By Lauren N. Johnson
Because the Illinois Senate and House do not agree on how much money the state has to spend, human services providers fear that cuts could be even deeper than those Gov. Pat Quinn called for in his budget proposal.
The Illinois Department of Human Services today asked a Senate budgeting committee for $3.27 billion in state general revenue funds for next year, the amount Quinn calls for in his budget plan. That request is nearly 11 percent less than the $3.66 billion allotted to human services for the current fiscal year.
However, the department may see an even larger reduction because of differing estimates from the House and Senate of how much money the state has to work with next year. The House is working off of the smallest revenue estimate of about $33.2 billion, while Quinn and the Senate are both using projections closer to $34 billion.

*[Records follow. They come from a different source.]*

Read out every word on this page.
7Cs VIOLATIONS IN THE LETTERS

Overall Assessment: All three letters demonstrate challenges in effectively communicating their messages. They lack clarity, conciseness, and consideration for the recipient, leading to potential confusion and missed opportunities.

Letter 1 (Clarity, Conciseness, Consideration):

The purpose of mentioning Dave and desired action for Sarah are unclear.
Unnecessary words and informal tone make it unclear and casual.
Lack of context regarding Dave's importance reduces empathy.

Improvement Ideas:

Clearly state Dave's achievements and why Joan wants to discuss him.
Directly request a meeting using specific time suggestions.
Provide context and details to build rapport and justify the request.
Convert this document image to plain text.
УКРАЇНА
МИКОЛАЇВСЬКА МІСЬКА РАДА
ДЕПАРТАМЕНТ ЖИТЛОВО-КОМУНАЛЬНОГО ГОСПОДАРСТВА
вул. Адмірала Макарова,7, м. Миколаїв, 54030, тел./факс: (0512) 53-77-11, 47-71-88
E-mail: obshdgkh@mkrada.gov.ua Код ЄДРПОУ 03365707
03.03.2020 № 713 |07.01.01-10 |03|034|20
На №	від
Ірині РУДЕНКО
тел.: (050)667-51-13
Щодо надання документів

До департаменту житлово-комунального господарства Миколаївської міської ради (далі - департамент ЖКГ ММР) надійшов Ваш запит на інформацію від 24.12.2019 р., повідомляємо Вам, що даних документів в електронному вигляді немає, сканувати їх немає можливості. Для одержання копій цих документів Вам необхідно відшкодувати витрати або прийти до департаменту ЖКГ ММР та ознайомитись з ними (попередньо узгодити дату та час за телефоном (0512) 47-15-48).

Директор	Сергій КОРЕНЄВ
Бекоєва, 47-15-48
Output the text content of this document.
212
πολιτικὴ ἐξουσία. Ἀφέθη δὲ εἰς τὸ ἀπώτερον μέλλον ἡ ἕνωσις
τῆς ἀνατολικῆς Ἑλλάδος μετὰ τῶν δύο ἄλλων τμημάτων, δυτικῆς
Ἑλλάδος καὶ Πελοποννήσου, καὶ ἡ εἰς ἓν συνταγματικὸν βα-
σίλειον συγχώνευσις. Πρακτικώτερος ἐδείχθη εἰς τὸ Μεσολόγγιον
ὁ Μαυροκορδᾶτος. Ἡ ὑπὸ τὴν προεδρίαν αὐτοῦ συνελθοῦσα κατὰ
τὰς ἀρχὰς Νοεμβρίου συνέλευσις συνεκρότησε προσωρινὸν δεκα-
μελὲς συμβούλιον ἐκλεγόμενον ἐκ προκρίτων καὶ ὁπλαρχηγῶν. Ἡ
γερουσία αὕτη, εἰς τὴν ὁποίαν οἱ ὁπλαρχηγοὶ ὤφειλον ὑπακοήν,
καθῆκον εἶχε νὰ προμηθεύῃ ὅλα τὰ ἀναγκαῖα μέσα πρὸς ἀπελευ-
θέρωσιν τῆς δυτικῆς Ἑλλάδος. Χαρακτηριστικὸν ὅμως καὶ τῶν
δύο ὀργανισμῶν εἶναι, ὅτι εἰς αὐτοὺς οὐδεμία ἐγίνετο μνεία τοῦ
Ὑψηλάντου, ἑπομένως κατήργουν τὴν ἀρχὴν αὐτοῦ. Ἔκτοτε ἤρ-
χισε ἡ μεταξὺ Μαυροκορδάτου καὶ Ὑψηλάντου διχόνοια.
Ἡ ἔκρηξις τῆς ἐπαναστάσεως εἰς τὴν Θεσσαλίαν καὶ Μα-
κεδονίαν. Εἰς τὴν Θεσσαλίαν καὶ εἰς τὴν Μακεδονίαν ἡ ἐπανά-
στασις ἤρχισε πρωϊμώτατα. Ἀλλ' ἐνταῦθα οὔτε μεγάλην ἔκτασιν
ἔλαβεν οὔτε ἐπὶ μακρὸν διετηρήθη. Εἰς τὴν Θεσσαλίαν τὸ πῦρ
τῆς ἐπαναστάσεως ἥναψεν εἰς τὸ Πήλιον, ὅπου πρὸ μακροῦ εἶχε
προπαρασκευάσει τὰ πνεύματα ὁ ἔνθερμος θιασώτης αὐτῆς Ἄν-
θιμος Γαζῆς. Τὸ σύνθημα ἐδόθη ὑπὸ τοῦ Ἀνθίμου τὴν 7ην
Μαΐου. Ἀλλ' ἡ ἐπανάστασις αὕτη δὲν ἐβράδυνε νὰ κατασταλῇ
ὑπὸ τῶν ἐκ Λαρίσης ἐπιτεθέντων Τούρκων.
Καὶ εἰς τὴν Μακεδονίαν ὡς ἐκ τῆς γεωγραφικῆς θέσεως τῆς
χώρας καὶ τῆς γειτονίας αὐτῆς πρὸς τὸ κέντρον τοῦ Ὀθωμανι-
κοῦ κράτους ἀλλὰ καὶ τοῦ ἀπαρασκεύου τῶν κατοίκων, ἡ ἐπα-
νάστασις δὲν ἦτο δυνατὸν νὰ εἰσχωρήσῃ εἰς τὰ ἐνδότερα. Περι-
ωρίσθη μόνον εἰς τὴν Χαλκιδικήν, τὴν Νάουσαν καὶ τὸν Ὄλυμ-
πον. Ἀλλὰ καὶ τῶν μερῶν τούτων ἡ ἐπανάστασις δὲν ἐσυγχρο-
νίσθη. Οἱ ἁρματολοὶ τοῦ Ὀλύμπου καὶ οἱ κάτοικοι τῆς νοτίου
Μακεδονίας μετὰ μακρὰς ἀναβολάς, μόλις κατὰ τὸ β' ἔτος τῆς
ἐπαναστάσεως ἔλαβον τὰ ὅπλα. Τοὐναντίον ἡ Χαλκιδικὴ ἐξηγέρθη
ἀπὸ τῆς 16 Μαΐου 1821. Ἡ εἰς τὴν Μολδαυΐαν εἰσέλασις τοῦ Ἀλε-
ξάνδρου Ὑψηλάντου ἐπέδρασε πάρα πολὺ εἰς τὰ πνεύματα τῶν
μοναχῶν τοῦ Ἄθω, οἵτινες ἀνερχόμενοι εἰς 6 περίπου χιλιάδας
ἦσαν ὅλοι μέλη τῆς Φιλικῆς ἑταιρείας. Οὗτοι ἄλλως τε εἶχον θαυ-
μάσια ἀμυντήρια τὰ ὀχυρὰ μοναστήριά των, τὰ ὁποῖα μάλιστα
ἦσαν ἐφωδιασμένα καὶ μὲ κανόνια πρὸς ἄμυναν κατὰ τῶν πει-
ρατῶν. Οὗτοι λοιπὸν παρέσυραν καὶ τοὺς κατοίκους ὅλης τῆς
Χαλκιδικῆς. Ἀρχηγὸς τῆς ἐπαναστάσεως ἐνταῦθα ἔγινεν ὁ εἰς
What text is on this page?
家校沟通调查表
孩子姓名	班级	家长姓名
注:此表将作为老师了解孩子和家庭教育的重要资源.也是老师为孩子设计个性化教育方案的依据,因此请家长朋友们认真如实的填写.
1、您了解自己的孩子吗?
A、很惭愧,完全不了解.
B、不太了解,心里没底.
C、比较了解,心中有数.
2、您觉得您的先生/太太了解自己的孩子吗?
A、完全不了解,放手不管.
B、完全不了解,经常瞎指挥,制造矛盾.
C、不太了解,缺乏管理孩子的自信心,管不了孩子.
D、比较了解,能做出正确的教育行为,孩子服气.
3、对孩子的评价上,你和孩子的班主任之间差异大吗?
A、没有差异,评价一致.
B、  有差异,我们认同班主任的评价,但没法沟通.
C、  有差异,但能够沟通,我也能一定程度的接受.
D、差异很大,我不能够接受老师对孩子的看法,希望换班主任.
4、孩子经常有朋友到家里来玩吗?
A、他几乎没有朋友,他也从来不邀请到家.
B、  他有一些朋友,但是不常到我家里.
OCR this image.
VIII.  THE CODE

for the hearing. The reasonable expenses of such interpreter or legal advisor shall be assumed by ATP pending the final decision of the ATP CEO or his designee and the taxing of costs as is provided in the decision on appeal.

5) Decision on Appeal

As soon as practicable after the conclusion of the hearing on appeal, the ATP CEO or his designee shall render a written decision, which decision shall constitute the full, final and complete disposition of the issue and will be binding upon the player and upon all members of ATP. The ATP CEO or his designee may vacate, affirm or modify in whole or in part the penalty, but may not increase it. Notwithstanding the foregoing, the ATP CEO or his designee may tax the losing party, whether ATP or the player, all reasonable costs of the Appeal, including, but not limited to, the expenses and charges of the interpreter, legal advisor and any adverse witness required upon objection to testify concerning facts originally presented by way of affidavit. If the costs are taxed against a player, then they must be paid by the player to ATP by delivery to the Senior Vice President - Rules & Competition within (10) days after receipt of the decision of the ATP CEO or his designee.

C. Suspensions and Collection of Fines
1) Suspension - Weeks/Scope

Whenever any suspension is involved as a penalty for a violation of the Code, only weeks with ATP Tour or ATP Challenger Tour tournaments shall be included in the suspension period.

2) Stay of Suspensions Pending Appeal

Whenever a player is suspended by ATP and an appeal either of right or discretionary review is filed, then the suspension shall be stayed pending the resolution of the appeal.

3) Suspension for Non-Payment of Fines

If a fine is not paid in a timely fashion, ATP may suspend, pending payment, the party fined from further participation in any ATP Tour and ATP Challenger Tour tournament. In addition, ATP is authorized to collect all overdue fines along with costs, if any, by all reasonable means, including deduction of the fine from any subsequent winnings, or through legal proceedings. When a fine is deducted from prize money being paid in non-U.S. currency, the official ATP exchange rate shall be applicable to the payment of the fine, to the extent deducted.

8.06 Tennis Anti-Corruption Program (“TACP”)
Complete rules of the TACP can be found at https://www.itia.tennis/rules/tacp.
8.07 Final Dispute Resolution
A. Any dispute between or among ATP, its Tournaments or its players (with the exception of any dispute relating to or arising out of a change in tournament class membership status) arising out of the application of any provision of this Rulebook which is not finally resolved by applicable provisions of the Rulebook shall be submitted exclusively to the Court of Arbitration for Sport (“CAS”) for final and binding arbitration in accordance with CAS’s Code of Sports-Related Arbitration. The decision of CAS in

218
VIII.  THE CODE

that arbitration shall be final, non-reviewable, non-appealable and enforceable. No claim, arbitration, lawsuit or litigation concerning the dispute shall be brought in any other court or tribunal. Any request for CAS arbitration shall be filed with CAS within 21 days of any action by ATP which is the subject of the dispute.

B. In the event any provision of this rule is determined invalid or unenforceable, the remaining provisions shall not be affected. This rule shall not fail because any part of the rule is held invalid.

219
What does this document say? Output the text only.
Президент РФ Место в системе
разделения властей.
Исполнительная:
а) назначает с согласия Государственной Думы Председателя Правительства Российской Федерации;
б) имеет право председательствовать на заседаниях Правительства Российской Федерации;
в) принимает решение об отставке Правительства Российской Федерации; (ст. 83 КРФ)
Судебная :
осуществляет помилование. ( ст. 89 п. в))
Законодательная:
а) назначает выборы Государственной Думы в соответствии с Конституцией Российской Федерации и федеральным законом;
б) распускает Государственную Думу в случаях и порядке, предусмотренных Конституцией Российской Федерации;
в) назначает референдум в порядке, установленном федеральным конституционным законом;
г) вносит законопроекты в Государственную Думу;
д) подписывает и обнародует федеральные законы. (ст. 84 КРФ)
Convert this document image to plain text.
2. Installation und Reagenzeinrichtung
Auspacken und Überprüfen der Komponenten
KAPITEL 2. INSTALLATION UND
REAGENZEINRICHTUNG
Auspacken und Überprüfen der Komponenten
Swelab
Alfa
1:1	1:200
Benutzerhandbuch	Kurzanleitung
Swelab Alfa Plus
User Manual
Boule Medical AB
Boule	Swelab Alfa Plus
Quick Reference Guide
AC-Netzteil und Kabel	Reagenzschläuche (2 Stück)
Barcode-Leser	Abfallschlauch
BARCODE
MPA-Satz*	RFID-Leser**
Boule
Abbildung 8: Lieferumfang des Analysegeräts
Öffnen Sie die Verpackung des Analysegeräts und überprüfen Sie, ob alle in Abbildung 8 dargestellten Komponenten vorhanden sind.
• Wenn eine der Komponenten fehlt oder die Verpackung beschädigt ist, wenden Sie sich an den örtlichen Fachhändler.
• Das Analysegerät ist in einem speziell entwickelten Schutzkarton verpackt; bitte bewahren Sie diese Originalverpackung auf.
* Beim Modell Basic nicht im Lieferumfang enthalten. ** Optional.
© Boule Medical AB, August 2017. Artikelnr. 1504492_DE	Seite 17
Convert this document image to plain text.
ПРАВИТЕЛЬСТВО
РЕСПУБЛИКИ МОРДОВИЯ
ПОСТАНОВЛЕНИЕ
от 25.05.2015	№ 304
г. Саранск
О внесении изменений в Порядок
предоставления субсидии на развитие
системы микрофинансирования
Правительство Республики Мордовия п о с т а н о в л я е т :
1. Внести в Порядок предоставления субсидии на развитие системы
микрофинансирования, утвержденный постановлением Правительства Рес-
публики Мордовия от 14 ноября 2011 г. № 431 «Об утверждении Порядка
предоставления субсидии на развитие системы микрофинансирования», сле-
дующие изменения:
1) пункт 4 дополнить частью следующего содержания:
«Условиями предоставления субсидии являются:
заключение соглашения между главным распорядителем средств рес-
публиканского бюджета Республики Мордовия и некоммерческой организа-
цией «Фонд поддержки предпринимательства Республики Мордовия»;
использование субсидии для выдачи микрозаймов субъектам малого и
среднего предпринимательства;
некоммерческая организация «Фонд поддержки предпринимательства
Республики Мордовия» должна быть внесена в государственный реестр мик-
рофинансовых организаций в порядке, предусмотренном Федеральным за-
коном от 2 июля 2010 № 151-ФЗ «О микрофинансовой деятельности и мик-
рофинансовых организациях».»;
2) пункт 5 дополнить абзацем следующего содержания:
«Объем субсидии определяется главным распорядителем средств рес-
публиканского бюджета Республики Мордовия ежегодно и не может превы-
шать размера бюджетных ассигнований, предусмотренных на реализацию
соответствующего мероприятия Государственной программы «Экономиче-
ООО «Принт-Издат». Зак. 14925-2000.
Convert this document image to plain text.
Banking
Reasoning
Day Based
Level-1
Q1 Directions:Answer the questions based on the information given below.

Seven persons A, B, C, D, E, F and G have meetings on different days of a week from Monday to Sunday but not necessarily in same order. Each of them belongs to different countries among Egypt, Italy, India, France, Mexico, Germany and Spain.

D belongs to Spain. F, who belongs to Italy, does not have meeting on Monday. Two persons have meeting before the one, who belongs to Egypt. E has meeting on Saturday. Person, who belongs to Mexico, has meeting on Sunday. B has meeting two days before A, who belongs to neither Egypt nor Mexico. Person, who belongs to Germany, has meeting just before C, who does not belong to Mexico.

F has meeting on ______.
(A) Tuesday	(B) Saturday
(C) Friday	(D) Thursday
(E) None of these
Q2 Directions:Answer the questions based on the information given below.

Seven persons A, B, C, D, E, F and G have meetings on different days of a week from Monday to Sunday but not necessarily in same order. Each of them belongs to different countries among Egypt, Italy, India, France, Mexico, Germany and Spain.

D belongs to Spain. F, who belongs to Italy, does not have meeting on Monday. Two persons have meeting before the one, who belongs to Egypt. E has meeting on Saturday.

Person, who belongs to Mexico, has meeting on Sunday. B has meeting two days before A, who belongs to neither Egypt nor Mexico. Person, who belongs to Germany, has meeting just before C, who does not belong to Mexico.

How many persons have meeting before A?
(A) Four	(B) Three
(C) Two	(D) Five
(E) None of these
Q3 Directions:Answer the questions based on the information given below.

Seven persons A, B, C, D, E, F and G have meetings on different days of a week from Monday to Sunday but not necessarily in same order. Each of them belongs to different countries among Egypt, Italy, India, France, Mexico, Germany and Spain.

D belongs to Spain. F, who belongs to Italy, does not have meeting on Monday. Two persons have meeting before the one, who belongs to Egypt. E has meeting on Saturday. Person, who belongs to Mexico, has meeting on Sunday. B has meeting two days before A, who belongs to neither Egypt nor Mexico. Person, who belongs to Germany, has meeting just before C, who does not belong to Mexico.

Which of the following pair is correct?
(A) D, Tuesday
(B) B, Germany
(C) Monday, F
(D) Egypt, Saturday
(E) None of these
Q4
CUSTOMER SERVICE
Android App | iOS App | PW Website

Chicago Democratic Rep. Sara Feigenholtz, who chairs the House Human Services Appropriations Committee, said she thinks that if the House and Senate cannot agree on a number, a conference committee -- used to smooth out bills that differ in the two chambers -- would likely settle on a figure between the two spending proposals.
Michelle Saddler, secretary of the Department of Human Services, said she hopes an alternative can be found to cutting the budget beyond Quinn’s numbers. “We have some very difficult cuts in the budget as we’re all dealing with this issue of fiscal realities. We know that there’s not enough money. We know that the governor had to make very painful decisions, and we’re seeing that in the introduced budget.”Saddler said more than 13 programs have already been eliminated since the governor’s proposal in February.
In terms of the impact moving forward, she said the worst of the cuts under the governor’s budget are in the divisions of alcoholism and substance abuse, and in the areas of community health and disease prevention. She said those programs lessen future costs for the state and that the governor has expressed to her his openness to alternatives other than the large cuts. “Those are areas where we have relatively small dollar investment but with large payback over time. These are areas where if you invest a dollar now, you prevent, say, $13 or $17 of expenses in the future,” Saddler said.
Under Quinn’s proposal, the state would not cover most addiction or mental health services for people who are not eligible for Medicaid. The money the state spends on these services for Medicaid patients is backed by a federal matching funds. Representatives of both communities said the move would be devastating to thousands of Illinois residents.
Frank Anselmo, chief executive officer of the Community Behavioral Healthcare Association of Illinois, suggested to lawmakers that they prioritize spending to avoid what he called continued disproportionate cuts to community care. “The governor’s proposed budget for [addiction prevention and treatment programs and mental health programs] is a 43 percent cut within a two year cycle to community care. That’s not shared sacrifice, in fact I’d be happy to share the sacrifice,” Anselmo said, “because we’ve slashed community services to a point where in some communities, we’re not going to have a system at all,”
Eric Foster, chief operating officer for the Illinois Alcoholism and Drug Dependence Association, said such a move would eliminate addiction treatment for about 55,000 Illinois residents, and 230,000 youth would lose prevention programs."From 2008, we were just under $120 million in state non-Medicaid dollars. The FY 12 budget would reduce it to nothing. We have seen significant decreases between 2008 to today regarding state funding."
Saddler said her department is already facing bigger cuts under the governor’s budget than some other areas of government, and the legislature should not seek to make those reductions larger. “We should not be looking at any additional cuts to DHS. There’ve been difficult choices, and human services is being cut disproportionately to many other areas.”